OOPSLA 2009 - Videocast 4 - Microsoft Technology update with Dr. Erik Meijer of Microsoft

Dr. Erik Meijer is well know in language communities (and language lawyer circles) to have help create C# and LINQ (Language Integrated Query). He’s a frequent presenter at OOPSLA on these technologies as well as one of the early voices encouraging the merging of functional and object-oriented technologies and techniques.

In a brief telephone interview, Erik gives us a thorough update on what is new with C# and visual basic, the .NET platform, LINQ, and other up coming technologies at Microsoft (e.g., Project M and Azure).



Interestingly he mentions how some of of his early efforts on combining functional and object-oriented programming are surfacing to address multicore issues as well as how LINQ is finding various applications to solve parallel programming data issues and how LINQp and reactive LINQ are being used by Microsoft in their cloud platform environments: Azure and SQL Azure.

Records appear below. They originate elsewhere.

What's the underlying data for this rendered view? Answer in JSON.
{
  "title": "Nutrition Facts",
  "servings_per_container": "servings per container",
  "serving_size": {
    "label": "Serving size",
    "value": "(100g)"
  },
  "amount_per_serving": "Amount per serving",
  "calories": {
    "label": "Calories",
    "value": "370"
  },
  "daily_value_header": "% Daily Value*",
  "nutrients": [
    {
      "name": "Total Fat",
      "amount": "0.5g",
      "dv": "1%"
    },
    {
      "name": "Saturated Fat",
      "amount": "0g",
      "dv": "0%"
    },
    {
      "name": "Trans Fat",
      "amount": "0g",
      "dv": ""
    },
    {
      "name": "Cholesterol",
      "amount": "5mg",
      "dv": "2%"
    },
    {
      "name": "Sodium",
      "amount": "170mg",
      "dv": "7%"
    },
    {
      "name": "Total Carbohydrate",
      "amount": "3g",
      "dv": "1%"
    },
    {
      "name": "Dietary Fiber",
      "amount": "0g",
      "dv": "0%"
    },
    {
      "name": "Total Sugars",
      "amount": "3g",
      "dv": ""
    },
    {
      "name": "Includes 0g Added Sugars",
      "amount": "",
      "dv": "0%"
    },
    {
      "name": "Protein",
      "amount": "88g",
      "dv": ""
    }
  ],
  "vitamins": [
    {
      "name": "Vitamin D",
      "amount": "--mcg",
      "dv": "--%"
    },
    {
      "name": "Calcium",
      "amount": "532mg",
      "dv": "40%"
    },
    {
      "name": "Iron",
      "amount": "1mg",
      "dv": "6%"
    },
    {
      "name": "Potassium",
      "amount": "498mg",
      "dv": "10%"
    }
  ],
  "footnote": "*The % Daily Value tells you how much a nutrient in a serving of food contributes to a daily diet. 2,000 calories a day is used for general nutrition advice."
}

Finally, Erik finishes this video-podcast discussing what OOPSLA means to him, some of his colleagues at Microsoft, and also gives us a flavor of the strong presence of Microsoft technologies and presenters at OOPSLA this year.

Monday, October 12, 2009

OOPSLA 2009 - Videocast 3 - Cloud Analytics with Dr. Anant Jhingran of IBM

Anant Jhingran is well known for leading the technology direction of IBM’s information management division---which includes DB2, Informix, Cloudscape, and Cognos, to name a few. One of the important aspect of any information management portfolio is its analytics capabilities. Nowadays with companies collecting vast amount of data from their Web properties from end users of via social media sites, an obvious growth area for information management users and vendors is to facilitate fast and appropriate insights from this ever increasing big collection of data. Business Intelligence is not a new field, however, the opportunity to apply such technology has never been more pervasive and for so much and so varied domains and in many ways have never been more challenging...



In this videocast I caught up with Dr. Jhingran at his offices in IBM Silicon Valley Labs to discuss business analytics in a cloud computing world. That is, what is the impact of the cloud on big data? His explanation boils down to a simple equation of pain vs. gain. Dr. Jhingran also discusses how programming-oriented conferences such as OOPSLA have a lot to contribute to the challenges of analyzing big data when companies attempt to extract knowledge. The need for programming tricks and tools go beyond map reduce to scalable data analytics languages with well understood semantics and characteristics as SQL was for relational databases.

Wednesday, October 7, 2009

OOPSLA 2009 - Videocast 2 - Social Software with Patrick Chanezon of Google, Inc.


As we discussed in one of the previous OOPSLA 2009 blog post social software continues to impact modern lives in ways the inventors or users of the technologies are uncovering daily. By empowering everyone to be a “journalist” and a “broadcaster”, social media and associated tools are enabling everyone, everywhere, to have a voice and thus is encouraging democratic virtues to flow in all regions of the world. We are seeing only the beginning of this social media revolution.



In this videocast I caught up, at Google IO 2009 in San Francisco, with Patrick Chanezon: one of Google’s most outspoken evangelists on Social Media and Software. Patrick corroborates the importance and wide ranging impact of Social Media and Software. He also talks about Google’s effort to create an open social platform and the successes they have been able to achieve thus far. Importantly, Patrick explains why HTML, JavaScript, and Web APIs in conjunction with platforms like Youtube, Facebook, and Twitter have enabled a new style of Web programming which in turn has facilitated viral sharing of Web content to create this new social Web fabric where content flows in real time without national borders.

Patrick ends the videocast by discussing why OOPSLA matters to Google and how Googlers view deep computer science conferences such as OOPSLA.